Recently, Chéri and I visited Sète as I wanted to see the Saint-Louis Lighthouse (read previous post here). However, the lighthouse wasn’t the only reason I wanted to go to Sète. I had also heard about a wonderful restaurant, opened by young chef Jordan Yuste. So I had two reasons to go to this Southern French fishing village. And Chef Yuste’s restaurant L’Arrivage didn’t let us down. In fact, it was a pure delight!
Local and fresh
L’Arrivage resides in a small street just behind the town hall. As soon as we entered the restaurant, I immediately loved the industrial atmosphere. The chef stood right in front of us and prepared all the local, fresh ingredients on the spot. While taking our order- the lunch menu for 27 euros including three courses- the friendly waitress told us that there is more room downstairs, for tastings and groups. So I had a peek and could only conclude that the vaulted cave is perfectly suitable for many merry nights. Once back at my seat, our feast began with some beautiful fresh bread that we could dip in a very tasty and grassy olive oil combined with smoked sea salt flakes. Then two oysters, served with apple tartare, boudin noir (black pudding) and espuma followed for Chéri. While I started with pieces of mackerel, marinated in soy sauce and served on three-coloured quinoa and kasha.
Organic and seasonal
L’Arrivage’s creative cuisine uses organic and seasonal products, including a selection of natural wines. The lunch menu proposes two options for each course and for our main dishes we, again, each opted for something different. Chéri loved his locally farmed pork tenderloin served with a truffle cream. Whereas I had the fish of the day, which was a fillet of lieu noir with seasonal vegetables. I also got three fried semolina salmon cubes that just tasted divine!

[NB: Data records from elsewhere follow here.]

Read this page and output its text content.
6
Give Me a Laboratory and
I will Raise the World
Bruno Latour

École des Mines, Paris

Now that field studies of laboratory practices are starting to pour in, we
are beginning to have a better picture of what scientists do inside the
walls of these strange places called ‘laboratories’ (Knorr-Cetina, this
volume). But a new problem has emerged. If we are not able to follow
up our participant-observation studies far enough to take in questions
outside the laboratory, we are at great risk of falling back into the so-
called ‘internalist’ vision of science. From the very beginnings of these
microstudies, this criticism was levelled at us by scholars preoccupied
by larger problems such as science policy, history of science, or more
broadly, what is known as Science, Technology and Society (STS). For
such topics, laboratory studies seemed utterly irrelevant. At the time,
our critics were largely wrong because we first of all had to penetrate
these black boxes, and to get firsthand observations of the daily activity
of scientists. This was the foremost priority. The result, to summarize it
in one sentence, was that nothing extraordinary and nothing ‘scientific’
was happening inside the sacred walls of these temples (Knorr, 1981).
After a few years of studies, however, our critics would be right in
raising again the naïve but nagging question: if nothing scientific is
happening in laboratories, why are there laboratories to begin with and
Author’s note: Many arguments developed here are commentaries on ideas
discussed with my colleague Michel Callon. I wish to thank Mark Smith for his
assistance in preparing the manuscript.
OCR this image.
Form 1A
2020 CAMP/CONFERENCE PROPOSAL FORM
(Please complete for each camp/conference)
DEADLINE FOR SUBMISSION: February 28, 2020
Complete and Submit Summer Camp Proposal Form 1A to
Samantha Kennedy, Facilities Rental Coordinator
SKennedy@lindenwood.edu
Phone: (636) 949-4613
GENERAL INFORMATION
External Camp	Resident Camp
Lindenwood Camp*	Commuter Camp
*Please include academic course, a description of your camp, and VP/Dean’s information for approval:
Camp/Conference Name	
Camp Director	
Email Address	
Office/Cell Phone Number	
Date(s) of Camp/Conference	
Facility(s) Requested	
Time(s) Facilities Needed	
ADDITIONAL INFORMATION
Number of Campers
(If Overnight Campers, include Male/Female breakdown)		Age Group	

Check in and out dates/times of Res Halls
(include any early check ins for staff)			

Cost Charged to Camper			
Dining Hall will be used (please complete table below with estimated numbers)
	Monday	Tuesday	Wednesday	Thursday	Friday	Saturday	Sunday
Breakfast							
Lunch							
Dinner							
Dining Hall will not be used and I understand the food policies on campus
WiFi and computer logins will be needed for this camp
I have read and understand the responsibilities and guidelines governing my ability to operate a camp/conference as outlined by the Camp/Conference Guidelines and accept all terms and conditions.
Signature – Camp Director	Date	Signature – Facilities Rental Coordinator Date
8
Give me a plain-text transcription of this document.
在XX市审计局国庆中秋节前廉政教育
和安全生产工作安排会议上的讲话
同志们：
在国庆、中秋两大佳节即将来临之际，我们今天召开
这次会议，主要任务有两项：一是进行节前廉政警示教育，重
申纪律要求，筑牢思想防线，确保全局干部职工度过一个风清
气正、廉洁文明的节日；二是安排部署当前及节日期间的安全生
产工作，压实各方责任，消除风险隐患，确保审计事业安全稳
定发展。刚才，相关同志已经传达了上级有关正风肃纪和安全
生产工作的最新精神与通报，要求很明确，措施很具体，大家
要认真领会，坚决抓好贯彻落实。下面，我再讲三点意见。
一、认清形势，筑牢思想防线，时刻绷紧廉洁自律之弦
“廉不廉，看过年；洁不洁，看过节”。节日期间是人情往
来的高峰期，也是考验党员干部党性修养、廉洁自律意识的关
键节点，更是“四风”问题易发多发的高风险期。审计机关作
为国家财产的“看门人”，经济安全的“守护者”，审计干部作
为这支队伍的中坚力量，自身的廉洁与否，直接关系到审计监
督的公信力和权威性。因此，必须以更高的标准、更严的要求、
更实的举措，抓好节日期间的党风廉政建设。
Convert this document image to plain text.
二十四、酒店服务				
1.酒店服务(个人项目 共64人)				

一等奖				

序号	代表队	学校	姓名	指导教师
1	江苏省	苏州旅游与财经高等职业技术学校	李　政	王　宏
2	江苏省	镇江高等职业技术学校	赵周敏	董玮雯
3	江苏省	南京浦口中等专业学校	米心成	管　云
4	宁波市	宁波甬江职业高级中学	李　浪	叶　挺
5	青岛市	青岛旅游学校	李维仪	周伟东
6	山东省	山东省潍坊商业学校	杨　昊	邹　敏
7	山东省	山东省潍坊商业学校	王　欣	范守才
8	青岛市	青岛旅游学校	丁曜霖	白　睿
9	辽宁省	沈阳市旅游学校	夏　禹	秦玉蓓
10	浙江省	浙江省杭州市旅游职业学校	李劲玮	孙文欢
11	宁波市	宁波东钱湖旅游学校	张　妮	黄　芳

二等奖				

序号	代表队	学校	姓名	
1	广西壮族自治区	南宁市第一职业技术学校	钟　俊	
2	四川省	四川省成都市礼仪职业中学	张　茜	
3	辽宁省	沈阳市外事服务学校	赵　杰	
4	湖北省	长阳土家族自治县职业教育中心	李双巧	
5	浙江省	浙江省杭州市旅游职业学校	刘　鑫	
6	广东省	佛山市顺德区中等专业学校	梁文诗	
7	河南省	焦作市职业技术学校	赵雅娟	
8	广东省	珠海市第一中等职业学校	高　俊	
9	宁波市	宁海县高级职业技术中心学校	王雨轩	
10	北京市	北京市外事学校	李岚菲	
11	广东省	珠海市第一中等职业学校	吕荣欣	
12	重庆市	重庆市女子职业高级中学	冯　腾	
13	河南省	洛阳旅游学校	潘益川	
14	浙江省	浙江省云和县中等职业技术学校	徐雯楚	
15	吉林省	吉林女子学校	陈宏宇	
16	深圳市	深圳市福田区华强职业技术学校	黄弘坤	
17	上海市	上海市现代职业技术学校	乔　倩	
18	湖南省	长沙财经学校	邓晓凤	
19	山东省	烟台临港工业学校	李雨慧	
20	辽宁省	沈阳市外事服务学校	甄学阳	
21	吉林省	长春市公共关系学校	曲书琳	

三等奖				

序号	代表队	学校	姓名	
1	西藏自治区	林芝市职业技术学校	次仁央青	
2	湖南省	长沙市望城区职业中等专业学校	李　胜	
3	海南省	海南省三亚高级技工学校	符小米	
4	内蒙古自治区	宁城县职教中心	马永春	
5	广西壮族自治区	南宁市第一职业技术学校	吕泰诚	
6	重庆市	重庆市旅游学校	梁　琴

Even the pastries and ice creams are homemade by the chefs at L’Arrivage. As I have more of a sweet tooth, I went for the only dessert on the menu (the other option was a cheese platter). Chéri isn’t that big of a fan of cheese, so he opted for the same. The coconut financier with vanilla and carambar (yes, the candy) cream undoubtedly topped off our perfect lunch in style. No wonder the Guide Gault et Millau rewarded L’Arrivage and chef Jordan Yuste as a young talent for 2019.